Johannes Hofer identificó en 1688 una enfermedad que hoy los autoritarios usan como falaz argumento de su pensamiento extremista. El médico suizo percibió en sus compatriotas mercenarios que servían en suelo extranjero un mal sin tipificación entonces. Unió dos palabras griegas que hablaban de la inhabilitante añoranza del hogar y creó un neologismo: nostalgia. Término este que cuando se manifiesta en su faz política da pie a distorsiones enfermizas.
Básicamente, el nostálgico es aquel que mitifica el pasado dotándole de atributos excepcionales que no están ceñidos a la realidad histórica, y traza de forma grotesca un paralelismo con el presente para justificar que lo que se tuvo es mejor de lo que se tiene. En nombre de una percepción chata exigen para el presente soluciones que no fueron soluciones ni en el pasado.
Brasil fue la manifestación más reciente del amague de retorno de los bárbaros. Sin vergüenza propia ni mínimos atisbos de convivencia democrática, los bolsonaristas, tras perder las elecciones, pidieron sin tapujos que los militares hagan un golpe de Estado para derrocar al recientemente electo presidente Lula da Silva. La toma de la plaza de los Tres Poderes fue su jugada más arriesgada. El tiro les salió por la culata, pero no mató del todo el problema que anida amenazante en el mayor país de la región y principal socio del Paraguay.

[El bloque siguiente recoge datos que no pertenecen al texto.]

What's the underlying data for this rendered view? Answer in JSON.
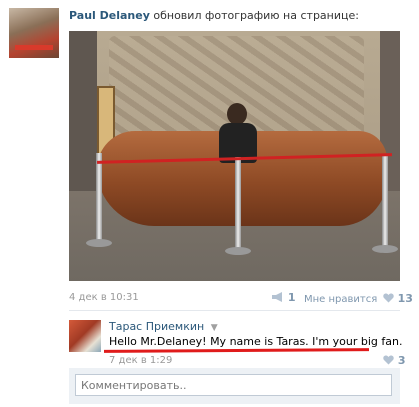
{
  "post": {
    "author": "Paul Delaney",
    "action": "обновил фотографию на странице:",
    "date": "4 дек в 10:31",
    "share_count": "1",
    "like_label": "Мне нравится",
    "like_count": "13"
  },
  "comment": {
    "author": "Тарас Приемкин",
    "text": "Hello Mr.Delaney! My name is Taras. I'm your big fan.",
    "date": "7 дек в 1:29",
    "like_count": "3"
  },
  "comment_input": {
    "placeholder": "Комментировать.."
  },
  "icons": {
    "share": "megaphone-icon",
    "like": "heart-icon",
    "author_menu": "chevron-down-icon"
  },
  "colors": {
    "link": "#2b587a",
    "meta": "#999999",
    "action": "#7f97ae",
    "annotation": "#e01b1b"
  }
}
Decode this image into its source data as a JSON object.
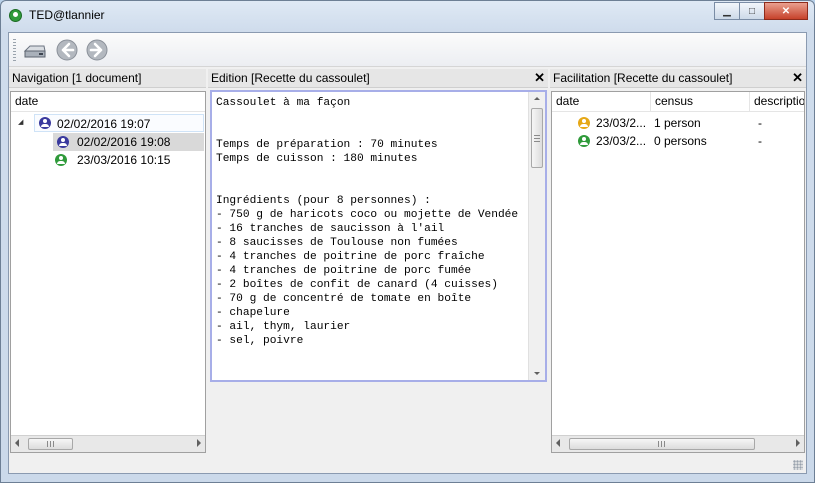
{
  "window": {
    "title": "TED@tlannier",
    "minimize_glyph": "▁",
    "maximize_glyph": "□",
    "close_glyph": "✕"
  },
  "toolbar": {
    "icons": [
      "drive-icon",
      "back-arrow-icon",
      "forward-arrow-icon"
    ]
  },
  "navigation": {
    "header": "Navigation [1 document]",
    "column": "date",
    "expander": "◢",
    "items": [
      {
        "label": "02/02/2016 19:07",
        "icon_color": "#3a3a9e"
      },
      {
        "label": "02/02/2016 19:08",
        "icon_color": "#3a3a9e"
      },
      {
        "label": "23/03/2016 10:15",
        "icon_color": "#2f9a3a"
      }
    ]
  },
  "edition": {
    "header": "Edition [Recette du cassoulet]",
    "close": "✕",
    "content": "Cassoulet à ma façon\n\n\nTemps de préparation : 70 minutes\nTemps de cuisson : 180 minutes\n\n\nIngrédients (pour 8 personnes) :\n- 750 g de haricots coco ou mojette de Vendée\n- 16 tranches de saucisson à l'ail\n- 8 saucisses de Toulouse non fumées\n- 4 tranches de poitrine de porc fraîche\n- 4 tranches de poitrine de porc fumée\n- 2 boîtes de confit de canard (4 cuisses)\n- 70 g de concentré de tomate en boîte\n- chapelure\n- ail, thym, laurier\n- sel, poivre"
  },
  "facilitation": {
    "header": "Facilitation [Recette du cassoulet]",
    "close": "✕",
    "columns": [
      "date",
      "census",
      "descriptio"
    ],
    "rows": [
      {
        "date": "23/03/2...",
        "census": "1 person",
        "description": "-",
        "icon_color": "#e6a817"
      },
      {
        "date": "23/03/2...",
        "census": "0 persons",
        "description": "-",
        "icon_color": "#2f9a3a"
      }
    ]
  }
}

Desde la izquierda también surgieron jugadas antidemocráticas. En Bolivia, el repetitivo enfrentamiento regional entre los del llano con los del Altiplano provocó ahora el arresto del gobernador de Santa Cruz, Luis Fernando Camacho, quien está en abierta disputa con el Gobierno central encabezado por el MAS.
El forzado y rápidamente sofocado fujimorazo del gobernante izquierdista Pedro Castillo fue otra señal de alerta sobre el uso del mendaz recurso autoritario como salida política coyuntural. Lastimosamente, ahora en el pueblo hermano corre la sangre de sus pobladores por las protestas callejeras ante la nueva incertidumbre gubernativa que les afecta.

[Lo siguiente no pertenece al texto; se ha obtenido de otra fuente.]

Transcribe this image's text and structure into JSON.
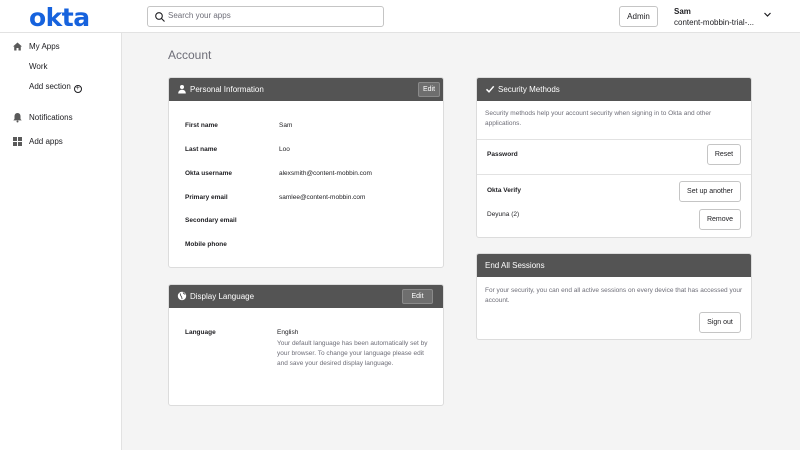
{
  "brand": {
    "logo_text": "okta",
    "accent": "#1662dd"
  },
  "header": {
    "search_placeholder": "Search your apps",
    "admin_label": "Admin",
    "user_name": "Sam",
    "user_org": "content-mobbin-trial-..."
  },
  "sidebar": {
    "items": [
      {
        "label": "My Apps",
        "icon": "home-icon"
      },
      {
        "label": "Work",
        "icon": ""
      },
      {
        "label": "Add section",
        "icon": "plus-circle-icon"
      },
      {
        "label": "Notifications",
        "icon": "bell-icon"
      },
      {
        "label": "Add apps",
        "icon": "grid-icon"
      }
    ]
  },
  "page": {
    "title": "Account"
  },
  "personal": {
    "title": "Personal Information",
    "edit_label": "Edit",
    "fields": [
      {
        "label": "First name",
        "value": "Sam"
      },
      {
        "label": "Last name",
        "value": "Loo"
      },
      {
        "label": "Okta username",
        "value": "alexsmith@content-mobbin.com"
      },
      {
        "label": "Primary email",
        "value": "samlee@content-mobbin.com"
      },
      {
        "label": "Secondary email",
        "value": ""
      },
      {
        "label": "Mobile phone",
        "value": ""
      }
    ]
  },
  "language": {
    "title": "Display Language",
    "edit_label": "Edit",
    "label": "Language",
    "value": "English",
    "description": "Your default language has been automatically set by your browser. To change your language please edit and save your desired display language."
  },
  "security": {
    "title": "Security Methods",
    "description": "Security methods help your account security when signing in to Okta and other applications.",
    "password_label": "Password",
    "reset_label": "Reset",
    "okta_verify_label": "Okta Verify",
    "setup_label": "Set up another",
    "device_label": "Deyuna (2)",
    "remove_label": "Remove"
  },
  "sessions": {
    "title": "End All Sessions",
    "description": "For your security, you can end all active sessions on every device that has accessed your account.",
    "signout_label": "Sign out"
  }
}
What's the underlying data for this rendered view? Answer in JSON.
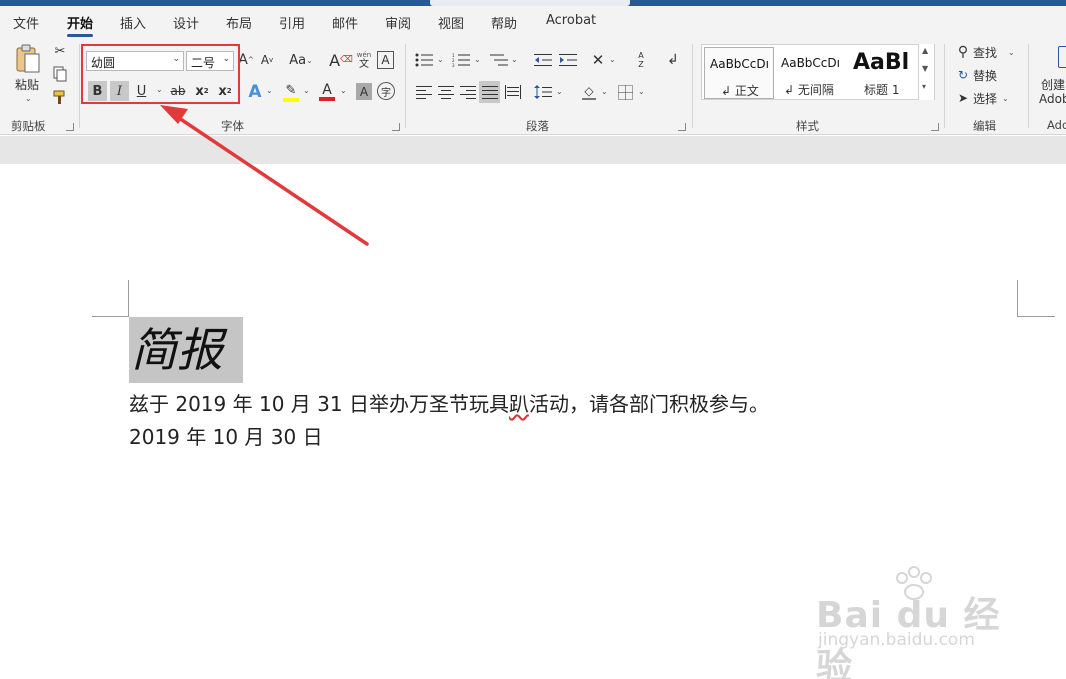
{
  "tabs": [
    {
      "label": "文件"
    },
    {
      "label": "开始"
    },
    {
      "label": "插入"
    },
    {
      "label": "设计"
    },
    {
      "label": "布局"
    },
    {
      "label": "引用"
    },
    {
      "label": "邮件"
    },
    {
      "label": "审阅"
    },
    {
      "label": "视图"
    },
    {
      "label": "帮助"
    },
    {
      "label": "Acrobat"
    }
  ],
  "clipboard": {
    "paste_label": "粘贴",
    "group_label": "剪贴板"
  },
  "font": {
    "font_name": "幼圆",
    "font_size": "二号",
    "group_label": "字体",
    "grow_label": "A",
    "shrink_label": "A",
    "case_label": "Aa",
    "bold": "B",
    "italic": "I",
    "underline": "U",
    "strike": "ab",
    "subscript": "x",
    "superscript": "x",
    "phonetic_top": "wén",
    "phonetic_bottom": "文",
    "border_char": "A",
    "effects": "A",
    "font_color": "A",
    "shading": "A",
    "enclose": "字"
  },
  "paragraph": {
    "group_label": "段落"
  },
  "styles": {
    "group_label": "样式",
    "items": [
      {
        "sample": "AaBbCcDı",
        "name": "↲ 正文"
      },
      {
        "sample": "AaBbCcDı",
        "name": "↲ 无间隔"
      },
      {
        "sample": "AaBl",
        "name": "标题 1"
      }
    ]
  },
  "editing": {
    "find": "查找",
    "replace": "替换",
    "select": "选择",
    "group_label": "编辑"
  },
  "adobe": {
    "create": "创建",
    "adobe": "Adob",
    "group": "Ado"
  },
  "document": {
    "heading": "简报",
    "line1_pre": "兹于 2019 年 10 月 31 日举办万圣节玩具",
    "line1_squig": "趴",
    "line1_post": "活动，请各部门积极参与。",
    "line2": "2019 年 10 月 30 日"
  },
  "watermark": {
    "brand": "Bai du 经验",
    "url": "jingyan.baidu.com"
  },
  "colors": {
    "accent": "#2b579a",
    "highlight_box": "#e03a3a",
    "font_color_bar": "#e02020",
    "highlight_bar": "#ffff00"
  }
}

Con anterioridad, Ecuador y Chile habían tenido movilizaciones masivas que pusieron en jaque la convivencia democrática.
En síntesis, la región está atravesando una nueva ola de descontento político que amenaza con tirar por la borda los avances institucionales luego de la triste vigencia de los regímenes militares.

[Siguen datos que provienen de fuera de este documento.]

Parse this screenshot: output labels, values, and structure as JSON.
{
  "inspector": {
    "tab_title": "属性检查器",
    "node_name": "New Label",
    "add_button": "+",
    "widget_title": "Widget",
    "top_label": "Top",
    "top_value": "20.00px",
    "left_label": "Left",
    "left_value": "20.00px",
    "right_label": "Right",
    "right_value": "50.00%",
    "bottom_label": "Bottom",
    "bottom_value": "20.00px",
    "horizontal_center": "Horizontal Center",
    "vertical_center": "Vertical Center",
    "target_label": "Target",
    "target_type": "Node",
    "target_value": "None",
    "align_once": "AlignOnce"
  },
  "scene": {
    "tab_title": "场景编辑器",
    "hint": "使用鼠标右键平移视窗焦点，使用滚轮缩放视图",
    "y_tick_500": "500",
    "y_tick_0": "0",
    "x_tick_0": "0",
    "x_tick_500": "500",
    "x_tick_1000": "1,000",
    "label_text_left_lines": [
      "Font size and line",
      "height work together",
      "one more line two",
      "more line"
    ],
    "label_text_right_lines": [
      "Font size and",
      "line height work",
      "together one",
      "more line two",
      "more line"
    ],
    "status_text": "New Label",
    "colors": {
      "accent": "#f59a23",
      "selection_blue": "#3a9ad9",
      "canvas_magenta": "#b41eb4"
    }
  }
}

Las circunstancias hacen valedera las siguientes preguntas: ¿el asedio que sufre la democracia es culpa de ella?; ¿se trata de un dolor de crecimiento, de madurez?; ¿están todos los países de la región con la misma capacidad para enfrentar con éxito este desafío? Las respuestas están abiertas y no hay una tendencia definida que explique el fenómeno en toda su dimensión y afirme con claridad cuál será el camino que se tomará.
Los nostálgicos son una amenaza real básicamente porque la democracia no es un concepto cultural-político arraigado plenamente en la región, salvo en algunas naciones específicas.
En su libro ¿Qué es la democracia?, el cientista político italiano Giovanni Sortori echa un poco de luz. Sostiene que definir la democracia es importante porque establece qué esperamos de ella. Precisamente, en la mayoría de los países de Latinoamérica, y en especial en Paraguay, no se sabe bien qué es democracia y para qué sirve; entonces, si no hay claridad sobre su utilidad cómo habrá ganas para salir en su defensa.
La democracia regional debe encontrar su identidad y establecer su valía. Si no hay un empoderamiento ciudadano prodemocrático, si las instituciones democráticas no son sólidas ni creíbles, la enfermiza obsesión de los autoritarios será una perenne espada de Damocles.